The following is a release from the U.S. Navy:
The Navy and Marine Corps Public Health Center (NMCPHC) announced changes to the training and certification process for Forward Deployable Preventive Medicine Units (FDPMU) Oct. 8.
The changes are designed to enhance the capability and effectiveness of Navy public health professionals in operational settings and include the development of more complex and relevant scenario-based exercises that typically occur during the annual FDPMU Operational Readiness Evaluation (ORE).
OREs typically occur over a six-day period, and the scenarios are based on either wartime support or humanitarian and civic assistance, or possibly a combination of both missions.
According to Lt. Cmdr. Jamal Dejli, ORE Exercise Director and NMCPHC’s Deputy Director for Preventive Medicine, the ORE provides a mechanism for identification of team and individual strengths along with limitations and opportunities for improvement.
“Teams are evaluated on their competency and proficiency as they respond to the various scenarios presented while operating in a deployed environment,” said Dejli. “Competency-based, proficiency-driven individual training standards were employed to evaluate the utilization of FDPMU equipment.”
This year’s ORE took place Sept. 15 through 19 at Fort Story, Va. for FDPMU teams from the Navy Environmental Preventive Medicine Unit Two (NEPMU-2), Norfolk.
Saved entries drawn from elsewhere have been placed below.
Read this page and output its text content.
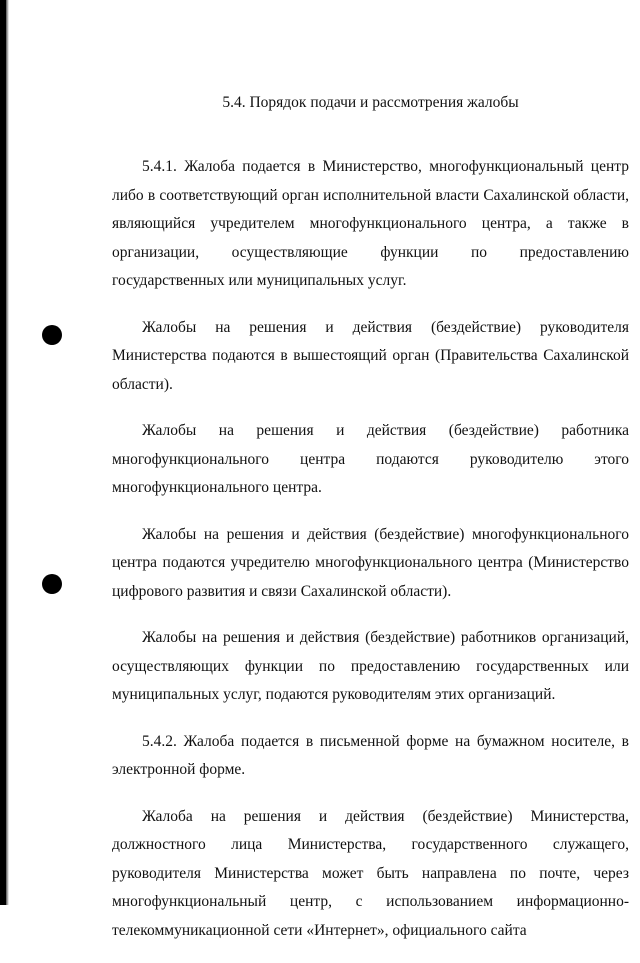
5.4. Порядок подачи и рассмотрения жалобы

5.4.1. Жалоба подается в Министерство, многофункциональный центр либо в соответствующий орган исполнительной власти Сахалинской области, являющийся учредителем многофункционального центра, а также в организации, осуществляющие функции по предоставлению государственных или муниципальных услуг.

Жалобы на решения и действия (бездействие) руководителя Министерства подаются в вышестоящий орган (Правительства Сахалинской области).

Жалобы на решения и действия (бездействие) работника многофункционального центра подаются руководителю этого многофункционального центра.

Жалобы на решения и действия (бездействие) многофункционального центра подаются учредителю многофункционального центра (Министерство цифрового развития и связи Сахалинской области).

Жалобы на решения и действия (бездействие) работников организаций, осуществляющих функции по предоставлению государственных или муниципальных услуг, подаются руководителям этих организаций.

5.4.2. Жалоба подается в письменной форме на бумажном носителе, в электронной форме.

Жалоба на решения и действия (бездействие) Министерства, должностного лица Министерства, государственного служащего, руководителя Министерства может быть направлена по почте, через многофункциональный центр, с использованием информационно-телекоммуникационной сети «Интернет», официального сайта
The exercise, is now being held on the East Coast as well as Camp Pendleton, Calif. In an effort to help manage costs, the exercise offered participants an opportunity to test their skills individually and as a team in areas such as pest control; air, soil and water quality assessment, health risk communication, disease outbreak investigation and response, and chemical and biological warfare agents detection.
The exercise scenarios were recently reduced from 24 to 12 and revised based upon the Navy Mission Essential Tasks List (NMETL). More importantly, the scenarios are more complex and involve different FDPMU components. This ORE involved scenarios simulating a joint exercise between the U.S. and Taiwanese armed forces operating in Taiwan. During the exercise, a simulated earthquake hit Taiwan, and the FDPMU provided support following the establishment of a tent city for internally displaced populations (IDP).
Exercise participants had to manage various “threats” to the operational forces as well as the civilian population. Scenarios included a suspected scrub typhus outbreak investigation in the U.S. military barracks, a suspected unknown samples analysis for biological and chemical warfare agents, occupational and environmental health site assessment in a Taiwanese port, IDP camp insects and rodent complaints investigation.
“The ORE concluded with a comprehensive assessment of the occupational and environmental hazards identified in the scenario with associated health risk to forces operating in the area,” said Lt. Cmdr. George Vancil, NMCPHC’s FDPMU Program Manager.
According to Hospital Corpsman Seaman Derek Galvao, NEPMU-2 Preventive Medicine Technician (PMT) and exercise participant, the ORE touched on many key points.
“Every person on the team is vital in completing the mission, even the most junior,” said Galvao. “I feel confident that we would be ready to face any mission-related task.”
“As a member of two deployed FDPMU teams – Haiti, Kuwait – and having been through multiple OREs over the years, I valued the opportunity to pass on those operational experiences and real-world lessons learned to the current team,” said Hospital Corpsman 1st Class Ryan Predum, NEPMU-2 Laboratory Technician. “The NEPMU2 ready-team has been training together for months and the ORE gave all involved a chance to work and live in a simulated operational environment and tackle some very realistic scenarios.”
“The team had great leadership in the OIC, component-leads and subject matter experts collaborated well on scenarios, and communication was free flowing throughout the team,” added Predum.
FDPMU’s are being called upon to support increasingly diverse missions that include providing front-line force health protection to U.S. and coalition forces, and scenario-based OREs help ensure that these preventive medicine teams are ready to respond.
“Through this final phase evaluation, the team effectively demonstrated the capability to provide flexible and sustainable FHP support across a wide spectrum of operations,” said Vancil.
NEPMU-2’s team successfully completed this ORE and is certified as surge-ready for world-wide deployability.
According to Capt. Dexter Hardy, NMCPHC Director for Preventive Medicine, a realistic scenario-based training program is critical for preparing operational preventive medicine teams for deployment.
“ORE’s are capstone training events to ensure our teams can effectively and efficiently deliver advanced public health services to the warfighter anytime – anywhere,” said Hardy.